Sonho do Andarilho(um possível prólogo)




A VISÃO – “O Olhar ao mundo”


I. Na ilha (O Onírico)

Vejo. Estou em um trecho de praia. Há uma réstia de luz empalidecendo os espectros que formam a multidão a minha volta. Pondero que seja o entardecer. O mar é revolto e quebra com força na areia próxima.
A noite avança rapidamente. Agora o céu é negro. Nuvens cobrem toda a extensão do firmamento. Não há lua, ou pelo menos sua luminosidade não se faz presente.
Os espectros; pois é assim que os vejo; são pessoas nitidamente desesperadas. Olham em direção ao mar, agitam os braços, põem a mão na cabeça, gritam apesar de não ouvi-las.
Estou calmo. Observo o mar. Monstros pré-históricos revolvem as águas a minha frente. No céu pterodáctilos voam.
Apesar da escuridão, diviso uma ilha a frente. Não está mais do que 600 metros da praia.
            - Preciso ir até lá. – Digo a ninguém em especial.
         Não tenho medo. Entro na água e não sinto frio. Tampouco os animais me assustam ou me atrapalham. Nado em linha reta ignorando as águas revoltas ou a correnteza do mar. Chego a ilha. A ilha é um promontório rochoso. Sua extensão é de aproximadamente 200 metros. No centro, uma construção quadrada ocupa todo espaço. Suas paredes são cinzas. O teto é reto; não tem telhas. Apenas uma porta de madeira velha dá acesso ao interior. Depois, não há senão mais rochas, o mar e a escuridão.
Caminho em direção a porta. Vejo que não há trancas ou fechadura. Abro e entro. Um longo corredor está à frente. À direita e a esquerda inúmeras portas. Ando e abro uma aleatoriamente. Outro corredor e mais portas.
        A luminosidade é fraca. Lâmpadas mortiças permeiam o teto de laje. Percebo que o interior da construção é maior do que o externo permitia vislumbrar. Não entendo e também não me importo com este detalhe absurdo.
           Após sucessivas portas e corredores perco a noção de direção; não sei para onde estou indo, onde está a saída. Estou em um labirinto; é fato. Outra porta e outro corredor. Porém neste diviso um vulto ao fundo. Caminha lentamente em minha direção, as mãos cruzadas atrás. Olho com interesse e curiosidade. E só.
            Para a uma distancia de dois metros. Agora posso ver seu rosto. É homem; aproximadamente 1 , 80 m. Sua roupa é cinza escuro. Nos pés velhas botas militares. Seu rosto é anguloso, todo enrugado, com manchas pardas e verrugas peludas. Isto onde a barba espessa e suja permite divisar. O sorriso que chega não tem sentimentos. É falso, assim como seus olhos, que são amarelos e permeado de veias injetadas e finas. A boca é sem cor, lábios finos e cortados nos cantos. Os dentes também amarelados e cariados. A cabeça parece um ovo.

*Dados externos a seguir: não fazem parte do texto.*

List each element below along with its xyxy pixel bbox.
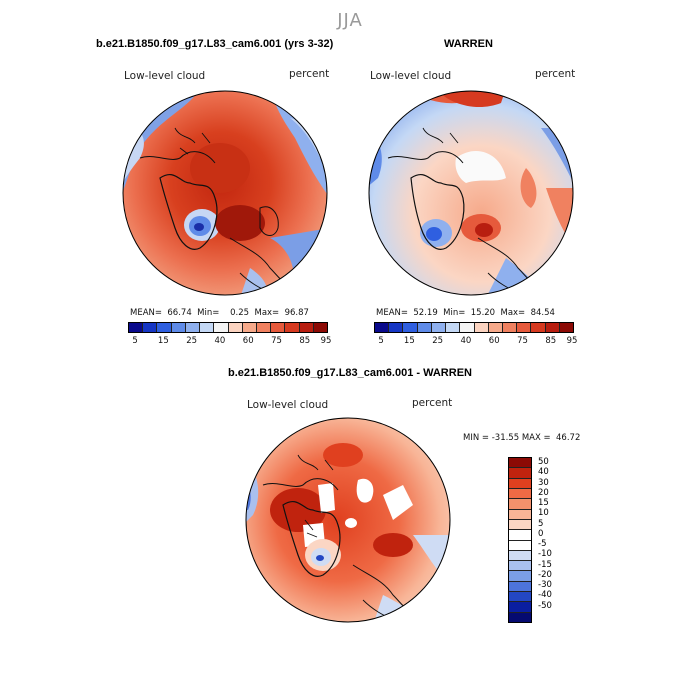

Os cabelos são ralos e desgrenhados, exceto acima das orelhas onde um tufo denso de cada lado lhe empresta um ar desequilibrado. Sobrancelhas espessas se unem por sobre os olhos.
            -Quem é você? – pergunto.
         -Eu sou ninguém! – exclama ele incontinenti – Ou talvez seja você. Mas posso ser o palhaço. E agora?
             Agora percebo o nariz de palhaço. Sei que não estava ali antes. Simplesmente apareceu. Começo a ficar inquieto. Percebo o medo se avizinhando. Não respondo sua pergunta. Apenas faço outra.
             -O que faz aqui?
          Também não me responde. Afasta as mãos das costas lentamente. Na esquerda uma longa faca pende e displicente brilha na luz tênue. Agora estou apavorado. E corro. Novamente a sucessão de portas e corredores. Não olho para trás. Mas pressinto sua aproximação. Um novo corredor e avisto uma porta vermelha. Talvez por ser diferente ou porque assim tem que ser; abro e entro.
            Saio diretamente em um picadeiro. Adiante arquibancadas e atrás uma parede cinza. Não há outra porta. Corro até o ultimo degrau, viro e me encosto na parede, ofegante. Vejo a porta se abrir e ele entra. Agora não corre, sabe que não tenho aonde ir. Caminha lentamente de novo e começa a subir. As mãos pendem ao lado do corpo. A faca esta lá, do lado esquerdo. No rosto o sorriso estático, o olhar fixo em mim. Aproxima-se até o degrau inferior da arquibancada, mas mesmo assim seu olhar é retilíneo ao meu.
              Então me diz por entre um esgar de riso amarelecido:
              -Eu sou o principio e o fim em si mesmo.
           Não digo nada. O pavor é absoluto. Ele levanta o braço esquerdo, lançando-o atrás da cabeça. Percebo a força brutal do golpe quando o braço é arremetido para frente. Acordo.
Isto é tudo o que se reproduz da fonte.